To avoid an environmental catastrophe, a large part of the North Sea infrastructure – disused wells, rigs, pipelines, etc. – will have to be safely removed in the course of the next 5-10 years. But there is a big question mark over who is supposed to pay.
The UK government generated – and spent – £330bn in tax income between 1976 and 2014. This allowed Britain to avoid the worst of the 1980s recession, and to borrow its way to a temporary boom in the 1990s and early 2000s. But the government is now providing tax reliefs and subsidies in order to maintain the remaining production. With public finances under pressure, the government will be reluctant to make taxpayers pick up the tab for decommissioning.
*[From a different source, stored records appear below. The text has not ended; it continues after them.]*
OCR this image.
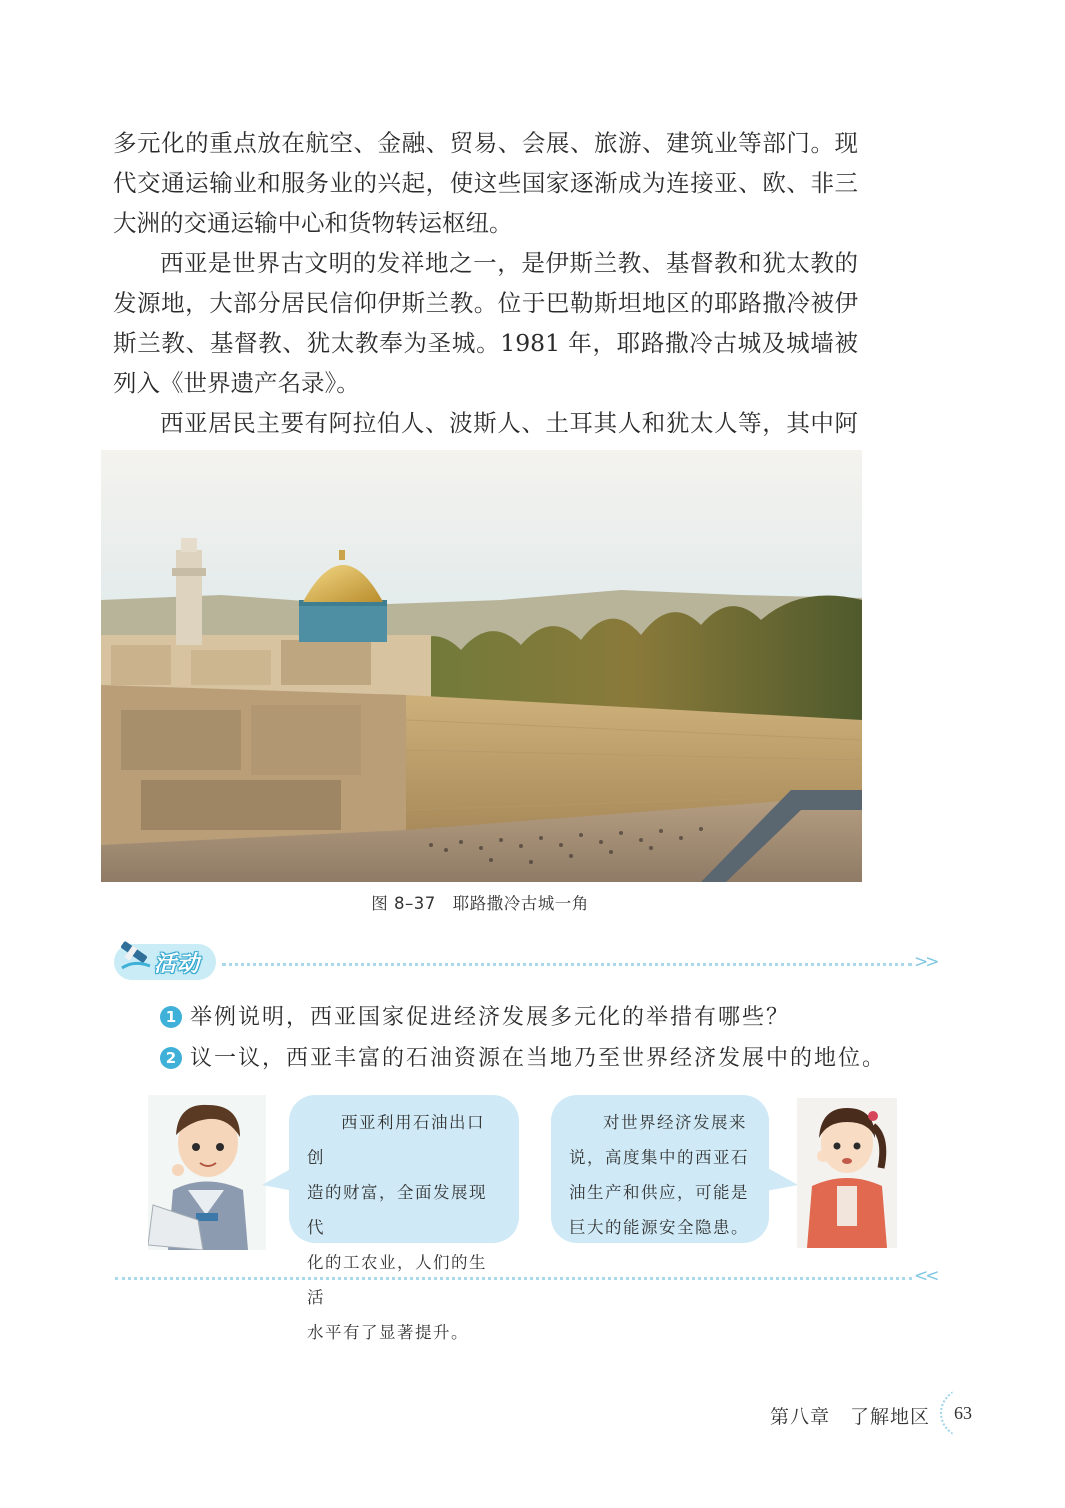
多元化的重点放在航空、金融、贸易、会展、旅游、建筑业等部门。现代交通运输业和服务业的兴起，使这些国家逐渐成为连接亚、欧、非三大洲的交通运输中心和货物转运枢纽。

西亚是世界古文明的发祥地之一，是伊斯兰教、基督教和犹太教的发源地，大部分居民信仰伊斯兰教。位于巴勒斯坦地区的耶路撒冷被伊斯兰教、基督教、犹太教奉为圣城。1981 年，耶路撒冷古城及城墙被列入《世界遗产名录》。

西亚居民主要有阿拉伯人、波斯人、土耳其人和犹太人等，其中阿

图 8–37　耶路撒冷古城一角
活动	>>
1 举例说明，西亚国家促进经济发展多元化的举措有哪些？
2 议一议，西亚丰富的石油资源在当地乃至世界经济发展中的地位。

西亚利用石油出口创

造的财富，全面发展现代

化的工农业，人们的生活

水平有了显著提升。

对世界经济发展来

说，高度集中的西亚石

油生产和供应，可能是

巨大的能源安全隐患。

<<
第八章　了解地区 63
But if not the government, then who? While the big energy companies grew fat on the profits from the North Sea prior to the great recession of 2008 and the collapse in prices in 2014, most have since moved on:
“When huge corporates like BP and a range of other energy giants cut jobs and said they would pull out of the market, it gave opportunities to smaller petroleum companies or foreign investors to enter the sector. In August this year, China took over Scotland’s oil production and now controls two of the North Sea’s biggest oilfields.”
It is far from clear whether the decommissioning costs should fall on the companies that enjoyed most of the profits from North Sea oil and gas, or whether they should fall on the companies that took over their assets. Dr. Dougie Youngson, research director in oil and gas for UK-based broker Finncap explained that:
“The companies coming into acquiring assets don’t have the balance sheet or appetite for new costs. There is also an issue over the level of fairness. If you pop into a field with only five years of life left, paying and dealing for decommissioning can be a big issue for people.
“However, on the other side, if you sold the assets to someone and then suddenly you are being asked to send a big cheque in the post 10 years later for decommissioning, this is problem too.”
No doubt the legal profession will experience an economic upswing as energy industry lawyers pour over the sales contracts and state licences in an effort to determine who has to pay the final bill for decommissioning. The very real fear, of course, is that already hard-pressed British taxpayers will be left to pick up the pieces… or that the government will try to do the job on the cheap.